In the present study, the protective effect of PA therapy was evaluated on CRC rats by measuring various oxidative stress parameters, pathophysiological enzymes, and using the metabolomics approach. The results collectively suggested that PA normalized various pathophysiological parameters, enzymes and increased antioxidant status demonstrating its anti-oxidant abilities. Morphological studies through histopathology supported that PA maintained normal tissue architecture. In molecular level, PA also normalized IL-2, IL-6 and COX-2 levels. Metabolic profiling confirmed that many metabolites which were significantly altered in DMH treated rats got ameliorated after PA treatment, indicating the anti-proliferative properties of PA for preventing the endogenous metabolic disorders induced by CRC. The possible mechanisms could be related to reinstating the cell membrane damages, improving the energy metabolism, and repairing the inflammation injury. Altogether, the results presented in this study provide the evidence that PA might be effective against DMH treated CRC and could be beneficial for future drug design perspective.

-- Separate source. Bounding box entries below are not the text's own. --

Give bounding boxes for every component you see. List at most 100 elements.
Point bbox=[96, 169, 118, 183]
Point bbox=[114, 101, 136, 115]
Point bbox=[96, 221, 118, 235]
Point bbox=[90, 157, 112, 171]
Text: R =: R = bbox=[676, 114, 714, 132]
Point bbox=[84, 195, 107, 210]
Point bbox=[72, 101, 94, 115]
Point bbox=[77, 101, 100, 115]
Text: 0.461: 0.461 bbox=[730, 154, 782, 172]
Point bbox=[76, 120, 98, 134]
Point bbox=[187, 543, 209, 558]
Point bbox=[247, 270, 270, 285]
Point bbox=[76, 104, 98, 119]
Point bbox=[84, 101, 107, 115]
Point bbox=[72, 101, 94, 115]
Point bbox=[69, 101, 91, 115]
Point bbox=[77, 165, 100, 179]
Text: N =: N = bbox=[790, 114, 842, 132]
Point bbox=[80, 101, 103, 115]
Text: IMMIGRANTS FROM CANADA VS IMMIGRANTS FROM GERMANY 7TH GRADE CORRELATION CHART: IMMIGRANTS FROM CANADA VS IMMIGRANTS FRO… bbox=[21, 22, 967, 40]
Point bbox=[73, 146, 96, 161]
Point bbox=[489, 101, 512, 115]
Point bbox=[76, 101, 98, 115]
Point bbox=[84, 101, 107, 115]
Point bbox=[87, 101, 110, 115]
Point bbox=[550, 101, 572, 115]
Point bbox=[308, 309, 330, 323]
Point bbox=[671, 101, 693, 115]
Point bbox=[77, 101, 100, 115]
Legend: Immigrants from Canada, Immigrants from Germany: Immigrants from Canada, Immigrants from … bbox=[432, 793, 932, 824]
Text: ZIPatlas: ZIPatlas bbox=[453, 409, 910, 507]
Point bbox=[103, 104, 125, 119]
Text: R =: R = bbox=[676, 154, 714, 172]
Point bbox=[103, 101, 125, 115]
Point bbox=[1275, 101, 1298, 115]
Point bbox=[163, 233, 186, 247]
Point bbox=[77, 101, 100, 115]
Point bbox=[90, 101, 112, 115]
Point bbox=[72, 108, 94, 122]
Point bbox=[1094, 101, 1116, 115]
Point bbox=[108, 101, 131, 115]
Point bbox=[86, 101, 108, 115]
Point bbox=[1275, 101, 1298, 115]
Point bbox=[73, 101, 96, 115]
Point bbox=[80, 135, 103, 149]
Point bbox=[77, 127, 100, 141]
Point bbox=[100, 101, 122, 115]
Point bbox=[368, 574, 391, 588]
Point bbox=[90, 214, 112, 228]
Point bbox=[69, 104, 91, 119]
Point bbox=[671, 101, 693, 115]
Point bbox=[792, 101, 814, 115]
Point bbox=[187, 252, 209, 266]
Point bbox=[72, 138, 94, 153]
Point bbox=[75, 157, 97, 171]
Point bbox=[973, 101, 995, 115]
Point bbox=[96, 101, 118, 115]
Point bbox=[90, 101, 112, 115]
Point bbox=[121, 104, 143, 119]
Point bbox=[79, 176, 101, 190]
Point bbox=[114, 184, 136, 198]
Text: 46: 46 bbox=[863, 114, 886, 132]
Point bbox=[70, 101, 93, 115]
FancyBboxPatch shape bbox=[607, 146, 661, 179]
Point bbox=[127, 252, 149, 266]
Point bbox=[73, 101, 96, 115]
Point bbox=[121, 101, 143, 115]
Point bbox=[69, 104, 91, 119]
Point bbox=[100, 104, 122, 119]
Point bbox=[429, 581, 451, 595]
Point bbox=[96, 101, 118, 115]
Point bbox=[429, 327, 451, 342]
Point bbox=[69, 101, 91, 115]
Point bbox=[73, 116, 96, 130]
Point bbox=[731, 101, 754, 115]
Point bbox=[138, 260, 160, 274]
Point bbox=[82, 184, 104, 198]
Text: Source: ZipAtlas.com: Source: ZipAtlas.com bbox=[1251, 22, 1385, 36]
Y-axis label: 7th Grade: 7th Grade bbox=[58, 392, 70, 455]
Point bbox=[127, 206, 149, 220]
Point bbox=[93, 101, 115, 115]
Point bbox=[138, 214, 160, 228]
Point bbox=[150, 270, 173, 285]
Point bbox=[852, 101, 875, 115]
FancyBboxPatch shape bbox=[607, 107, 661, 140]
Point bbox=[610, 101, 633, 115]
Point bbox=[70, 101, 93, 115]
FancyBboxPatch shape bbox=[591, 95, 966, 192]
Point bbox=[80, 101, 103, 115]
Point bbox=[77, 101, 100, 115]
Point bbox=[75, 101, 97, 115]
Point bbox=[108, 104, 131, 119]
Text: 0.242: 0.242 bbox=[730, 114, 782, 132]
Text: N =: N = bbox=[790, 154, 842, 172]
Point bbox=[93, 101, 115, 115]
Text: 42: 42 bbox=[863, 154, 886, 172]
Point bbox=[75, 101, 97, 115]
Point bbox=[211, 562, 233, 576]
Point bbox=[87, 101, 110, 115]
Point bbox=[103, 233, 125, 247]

Disclosure of potential conflicts of interest

No potential conflicts of interest were disclosed.

Acknowledgments

Dr. Sudipta Saha would like to express his thanks to the University Grants Commission (UGC), New Delhi, India, for providing UGC-MRP grant [Project no. 42–680/2013(SR)] and Department of Science and Technology (DST) and Govt. of India (Ref. No. DST/SB/EMEQ-320/2014). We would also like to acknowledge the Department of Medical Education, Govt. of Uttar Pradesh, for supporting the high-field NMR facility at the Center of Biomedical Research, Lucknow, India.